- Died: March 19, 2020 India
- Occupation: Pediatrician
- Known for: Activist against sex-selective abortion of females and taking legal action against ex-husband and family
- Family: Raeka Khurana (daughter), Riddhi Khurana (daughter), Kamlesh Khosla (mother), Dr. AC Khosla (father)

= Mitu Khurana =

Indian pediatrician and activist

Mitu Khurana was a pediatrician from Delhi, India. She was an activist against female feticide in India. Her case became well known when she took legal action against her husband and his family on accusations of performing an ultrasound to reveal the gender of their children without her consent, pressuring her to abort their two daughters once their gender was known, and domestic violence after she refused to consider sex-selective abortion.

== Biography ==
Khurana first entered mainstream media coverage when she initiated landmark legal action against her ex-husband and his family in 2008.

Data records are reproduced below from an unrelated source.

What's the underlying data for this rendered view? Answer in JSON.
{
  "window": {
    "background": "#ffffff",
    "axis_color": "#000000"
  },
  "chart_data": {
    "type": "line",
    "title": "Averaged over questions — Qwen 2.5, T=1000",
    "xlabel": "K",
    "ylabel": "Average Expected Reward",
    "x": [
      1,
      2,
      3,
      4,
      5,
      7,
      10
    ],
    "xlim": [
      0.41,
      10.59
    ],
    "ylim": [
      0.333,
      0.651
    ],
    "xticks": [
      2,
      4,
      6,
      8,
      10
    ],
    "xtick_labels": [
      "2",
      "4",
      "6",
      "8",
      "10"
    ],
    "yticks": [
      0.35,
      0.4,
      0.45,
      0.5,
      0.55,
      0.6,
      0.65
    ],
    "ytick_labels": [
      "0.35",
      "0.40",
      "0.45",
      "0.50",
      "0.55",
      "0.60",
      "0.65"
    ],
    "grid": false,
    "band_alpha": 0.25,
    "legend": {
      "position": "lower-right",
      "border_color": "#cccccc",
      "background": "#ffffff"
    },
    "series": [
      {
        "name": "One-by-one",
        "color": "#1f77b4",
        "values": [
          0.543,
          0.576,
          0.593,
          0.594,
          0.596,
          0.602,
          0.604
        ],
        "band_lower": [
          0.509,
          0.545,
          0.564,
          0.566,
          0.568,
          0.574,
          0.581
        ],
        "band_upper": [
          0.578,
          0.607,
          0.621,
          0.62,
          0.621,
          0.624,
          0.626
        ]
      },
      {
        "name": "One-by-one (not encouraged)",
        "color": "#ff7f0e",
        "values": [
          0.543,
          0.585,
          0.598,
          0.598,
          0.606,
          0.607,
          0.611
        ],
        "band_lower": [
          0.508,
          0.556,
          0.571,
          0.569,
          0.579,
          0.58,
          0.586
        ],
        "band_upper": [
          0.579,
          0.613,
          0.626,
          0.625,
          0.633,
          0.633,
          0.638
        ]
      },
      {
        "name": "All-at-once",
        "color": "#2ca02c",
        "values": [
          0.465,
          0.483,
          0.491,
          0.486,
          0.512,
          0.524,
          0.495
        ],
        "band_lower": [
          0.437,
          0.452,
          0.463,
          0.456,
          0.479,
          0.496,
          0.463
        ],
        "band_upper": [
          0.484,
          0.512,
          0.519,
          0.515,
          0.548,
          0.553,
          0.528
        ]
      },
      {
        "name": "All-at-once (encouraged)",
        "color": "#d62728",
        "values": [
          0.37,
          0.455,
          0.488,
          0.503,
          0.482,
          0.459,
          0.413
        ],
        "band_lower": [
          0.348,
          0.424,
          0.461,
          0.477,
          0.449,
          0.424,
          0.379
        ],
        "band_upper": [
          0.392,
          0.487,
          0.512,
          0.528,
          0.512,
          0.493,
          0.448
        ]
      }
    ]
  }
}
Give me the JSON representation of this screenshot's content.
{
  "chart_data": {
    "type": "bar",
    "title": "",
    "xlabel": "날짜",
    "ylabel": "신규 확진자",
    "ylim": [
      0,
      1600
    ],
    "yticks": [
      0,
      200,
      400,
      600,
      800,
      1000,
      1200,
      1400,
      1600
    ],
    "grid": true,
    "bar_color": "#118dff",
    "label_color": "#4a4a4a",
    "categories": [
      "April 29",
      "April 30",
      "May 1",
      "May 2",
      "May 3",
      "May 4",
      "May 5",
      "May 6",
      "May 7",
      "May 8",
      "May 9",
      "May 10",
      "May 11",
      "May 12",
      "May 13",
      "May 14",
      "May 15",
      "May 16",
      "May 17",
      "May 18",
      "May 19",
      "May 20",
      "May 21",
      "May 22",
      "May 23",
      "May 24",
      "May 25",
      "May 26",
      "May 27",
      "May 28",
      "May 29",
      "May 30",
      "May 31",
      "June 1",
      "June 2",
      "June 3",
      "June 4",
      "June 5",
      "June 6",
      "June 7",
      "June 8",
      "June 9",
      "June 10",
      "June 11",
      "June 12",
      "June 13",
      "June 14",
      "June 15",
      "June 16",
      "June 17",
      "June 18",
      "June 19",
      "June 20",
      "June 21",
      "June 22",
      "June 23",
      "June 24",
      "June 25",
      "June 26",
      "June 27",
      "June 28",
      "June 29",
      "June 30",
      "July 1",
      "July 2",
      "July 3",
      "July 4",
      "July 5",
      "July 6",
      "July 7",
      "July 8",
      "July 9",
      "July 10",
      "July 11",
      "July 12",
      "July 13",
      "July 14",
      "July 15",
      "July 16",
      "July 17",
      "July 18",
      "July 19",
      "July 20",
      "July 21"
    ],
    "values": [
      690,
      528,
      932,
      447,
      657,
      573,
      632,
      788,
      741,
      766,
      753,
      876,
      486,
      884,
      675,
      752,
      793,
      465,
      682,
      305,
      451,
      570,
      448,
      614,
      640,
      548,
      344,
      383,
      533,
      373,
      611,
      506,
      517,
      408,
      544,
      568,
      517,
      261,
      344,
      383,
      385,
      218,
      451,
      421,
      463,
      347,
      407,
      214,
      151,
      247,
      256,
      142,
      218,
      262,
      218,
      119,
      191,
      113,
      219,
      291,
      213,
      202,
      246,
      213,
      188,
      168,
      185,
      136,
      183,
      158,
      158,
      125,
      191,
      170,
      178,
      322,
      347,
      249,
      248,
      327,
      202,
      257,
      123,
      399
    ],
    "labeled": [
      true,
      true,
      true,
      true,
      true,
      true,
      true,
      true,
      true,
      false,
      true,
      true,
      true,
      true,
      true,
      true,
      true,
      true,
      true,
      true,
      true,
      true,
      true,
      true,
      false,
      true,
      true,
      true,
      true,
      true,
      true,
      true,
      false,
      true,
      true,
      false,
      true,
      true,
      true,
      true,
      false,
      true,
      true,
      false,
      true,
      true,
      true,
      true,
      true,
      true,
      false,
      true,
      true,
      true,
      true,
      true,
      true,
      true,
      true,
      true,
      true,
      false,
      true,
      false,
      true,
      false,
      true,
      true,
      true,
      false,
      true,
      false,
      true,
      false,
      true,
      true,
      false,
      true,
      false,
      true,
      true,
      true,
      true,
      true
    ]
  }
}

Khurana claimed the sex of her children with then-husband Kamal Khurana was determined without her consent. In January 2005, her husband and his family took Khurana to the Jaipur Golden Hospital in Delhi for stomach pain. There, her husband and his family allegedly worked with hospital staff to arrange an ultrasound without her consent. The knowledge was later used against her to pressure her to have a sex-selective abortion against her will.

After the hospital visit, her husband and his family began to pressure her to seek abortion. "They didn't say anything to me, but afterwards it was clear that my husband and my in-laws knew that I was carrying girls," Khurana said. "After that, they began badgering me to have at least one of them killed. They told me we could not bring up two girls, we would not be able to afford to get them married." Upon returning home, she faced domestic abuse by her husband and his parents. At one point during pregnancy, her husband pushed her down a flight of stairs to induce a miscarriage. After, he locked her in a room without medication or food, where she then slipped into severe depression.

Eventually, Khurana escaped her husband and his family, and returned to live with her parents. She later gave birth to her twin daughters two months premature.

She features in the documentary It's a Girl: The Three Deadliest Words in the World.

Khurana died in March 2020 after complications in heart surgery.